One of the best feelings in the world has to be getting an urgent email on the weekend while I’m at the beach asking me to put out a fire drill ASAP. What’s even better is when that email is signed off with, “Best.” Best what? “Best of luck trying to fix this, today, man. Not my problem anymore.” Oh, the glorious email sign off. So few words, so much meaning.
One point of contention has divided people since the dawn of man (1): “What is the absolute best way to sign off my email?” There’s obviously no one answer to this question as it relies on with whom you’re corresponding. However, I recently polled the IMI family to get their feedback on commonly used sign offs and what they like and dislike. Here’s a look at some of the most popular email sign offs and what they mean.
“Thank You” & “Thanks”
Are you really thanking me? Am I actually worthy of reading your correspondence? I am? Well then, whoa, you’re welcome! In all fairness, “thank you” does not refer to this, according to Scientific American. You see, in the olden days when senders would send hand-written correspondences, “Sincerely” and “Yours truly” were used to attest to the sender’s reliability. They were yours… sincerely and truly. Now, in the age of a million emails a second, we are saying “thank you” to recognize the burden we are putting on our recipient.
By including [“thank you”], we’re adhering to the overall social politeness formula, and demonstrating that we understand the rules of social engagement. So in that sense, we are sincere individuals.(source: Scientific American)
What a time to be alive.
Note: “Thanks in advance” is widely seen as an industry no-no. Try to avoid it, yeah? Unless looking and acting presumptuous is your thing.
A very popular sign off, especially within the walls of IMI. “Best” is a ubiquitous sign off meant to evoke a very general sense of emotion… something to the effect of, “I’m not sure how to really say thanks as we don’t speak that often, so here are some slight well wishes. Hope that’s okay!”

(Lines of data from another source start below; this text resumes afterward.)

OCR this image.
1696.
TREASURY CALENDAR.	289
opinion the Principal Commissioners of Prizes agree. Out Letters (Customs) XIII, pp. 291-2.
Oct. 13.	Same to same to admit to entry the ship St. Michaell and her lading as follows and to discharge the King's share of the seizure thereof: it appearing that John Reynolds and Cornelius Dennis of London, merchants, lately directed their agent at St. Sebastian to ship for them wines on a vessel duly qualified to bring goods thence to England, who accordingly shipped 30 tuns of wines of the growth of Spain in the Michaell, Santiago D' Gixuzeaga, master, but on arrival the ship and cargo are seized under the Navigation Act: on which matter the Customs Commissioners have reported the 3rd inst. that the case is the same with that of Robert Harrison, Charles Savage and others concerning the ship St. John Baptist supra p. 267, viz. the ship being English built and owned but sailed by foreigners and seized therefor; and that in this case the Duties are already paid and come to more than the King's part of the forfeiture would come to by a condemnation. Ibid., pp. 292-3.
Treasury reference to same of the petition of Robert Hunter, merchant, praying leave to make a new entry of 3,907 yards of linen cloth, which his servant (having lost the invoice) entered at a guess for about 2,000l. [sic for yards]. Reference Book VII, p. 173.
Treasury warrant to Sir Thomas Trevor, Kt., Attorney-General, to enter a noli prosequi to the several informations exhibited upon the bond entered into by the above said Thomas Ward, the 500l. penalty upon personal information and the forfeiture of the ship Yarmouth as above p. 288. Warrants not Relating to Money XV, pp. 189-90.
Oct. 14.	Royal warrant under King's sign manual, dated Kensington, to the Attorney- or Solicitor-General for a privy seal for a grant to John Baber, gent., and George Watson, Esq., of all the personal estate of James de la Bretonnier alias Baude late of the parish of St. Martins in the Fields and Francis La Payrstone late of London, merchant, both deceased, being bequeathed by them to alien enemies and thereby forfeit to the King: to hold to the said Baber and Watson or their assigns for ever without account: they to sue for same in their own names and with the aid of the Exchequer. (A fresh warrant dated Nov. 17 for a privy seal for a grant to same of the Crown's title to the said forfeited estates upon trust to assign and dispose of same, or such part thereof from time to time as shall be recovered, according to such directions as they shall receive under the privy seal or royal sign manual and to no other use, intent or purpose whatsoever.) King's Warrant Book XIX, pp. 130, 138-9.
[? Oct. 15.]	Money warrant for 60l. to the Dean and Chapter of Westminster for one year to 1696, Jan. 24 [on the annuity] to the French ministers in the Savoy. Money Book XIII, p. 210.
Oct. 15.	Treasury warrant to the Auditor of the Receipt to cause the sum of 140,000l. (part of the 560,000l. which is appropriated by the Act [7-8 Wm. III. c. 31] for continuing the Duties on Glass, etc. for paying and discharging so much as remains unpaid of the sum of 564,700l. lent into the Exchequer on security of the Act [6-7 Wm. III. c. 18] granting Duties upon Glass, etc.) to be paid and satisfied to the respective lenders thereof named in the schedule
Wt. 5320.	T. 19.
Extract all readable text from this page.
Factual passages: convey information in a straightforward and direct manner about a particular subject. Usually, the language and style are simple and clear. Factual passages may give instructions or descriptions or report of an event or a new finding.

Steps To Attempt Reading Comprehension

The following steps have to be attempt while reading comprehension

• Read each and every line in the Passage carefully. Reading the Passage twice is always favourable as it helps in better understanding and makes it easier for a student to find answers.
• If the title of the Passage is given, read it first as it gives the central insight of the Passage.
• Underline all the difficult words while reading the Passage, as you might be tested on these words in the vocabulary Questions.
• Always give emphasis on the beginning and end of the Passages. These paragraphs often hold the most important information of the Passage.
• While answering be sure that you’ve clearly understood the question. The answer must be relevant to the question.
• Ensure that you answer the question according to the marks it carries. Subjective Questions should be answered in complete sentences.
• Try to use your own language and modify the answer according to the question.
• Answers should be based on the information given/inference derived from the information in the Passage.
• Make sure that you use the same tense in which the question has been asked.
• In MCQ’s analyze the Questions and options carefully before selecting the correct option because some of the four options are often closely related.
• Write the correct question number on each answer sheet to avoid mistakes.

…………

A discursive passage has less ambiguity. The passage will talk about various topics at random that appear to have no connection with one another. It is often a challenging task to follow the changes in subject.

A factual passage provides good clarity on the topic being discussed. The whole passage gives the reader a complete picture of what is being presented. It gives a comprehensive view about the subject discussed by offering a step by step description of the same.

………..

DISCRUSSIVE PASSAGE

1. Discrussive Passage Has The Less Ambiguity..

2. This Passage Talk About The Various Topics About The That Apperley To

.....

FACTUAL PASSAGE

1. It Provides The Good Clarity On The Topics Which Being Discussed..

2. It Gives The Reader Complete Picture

Chris Gayomali of The Week describes “best” as follows: “Best” fits a wide variety of individual case uses, from acquaintances to strangers to bosses. I’d argue that its open-endedness is part of its appeal.
“Regards” & “Kind Regards”
“Regards” does one of two things for me depending on who is sending: It either evokes feelings of wanting to give the sender a hug or lose my temper in a fit of complete rage resulting with my fist through a screen… which may or may not have inspired this Yahoo! Answers thread.
“Regards” and “Kind Regards” seem to be more popular when dealing with a brief email only conveying something minor. “Hey Rick – I found your keys in the bathroom again. Regards, Jimmy.” Or picture this: A new coworker you’re trying to get a read on. You can’t be throwing around “thank you” and “cheers” yet.
I remember the first time I used “Cheers.” I thought I was so cool. It had this air of, Cheers, man! I sent you a blind email but, as you can tell from the sign off, I already consider us best buds. Because I don’t toast with my enemies. I’ll expect your response ASAP given we’re close friends now. That luster quickly wore off when I realized I was part of the 63,736,280 (rounded up) people to also use this sign off. WOMP WOMP.
Men’s grooming mag, Esquire puts “cheers” up there with pleated corduroys, square-toed shoes and fedoras, if that tells you anything. However, it’s widely accepted as a casual yet professional sign off to an email, according to Gigaom. Use it at your discretion. Writing to a client that expects your quirkiness and “it’ll get done, just trust me” attitude? Go for it. Writing to a new client for the first time without much background? Maybe refrain until you get a better feeling about it. Also, see “Regards.”
This list could literally go on for days: TTYL, XO, Talk Soon, Tally Ho, Aloha, No Sign Off, This Message Will Self Destruct If Not Properly Disposed Of… And I didn’t even touch on the asinine mobile signatures that now plague our email sign offs. Did I say asinine? I meant, “delightfully witty.” And plague? I meant, “bestow their hilarity on…”
Regardless, when it comes to email, here’s the rule I follow: No one sign off works across the board. Just like in Apples to Apples, you have to know your judge. Gauge with whom you’re sending an email and sign off accordingly. This is probably the most important thing to remember: NEVER ASSUME YOUR READER UNDERSTANDS YOUR TONE. Tonality fonts, other than CAPS LOCK = Screaming, Bold = “I’m calling this out for a reason,” and italics = cannot stress this enough, we’re left with words on a screen. And how you leave the taste of those words in someone’s mouth means all the difference.
Your majesty’s most bounden and devoted,
(1) Most people in the agency world can’t remember life before the agency life. Therefore, this stat holds water.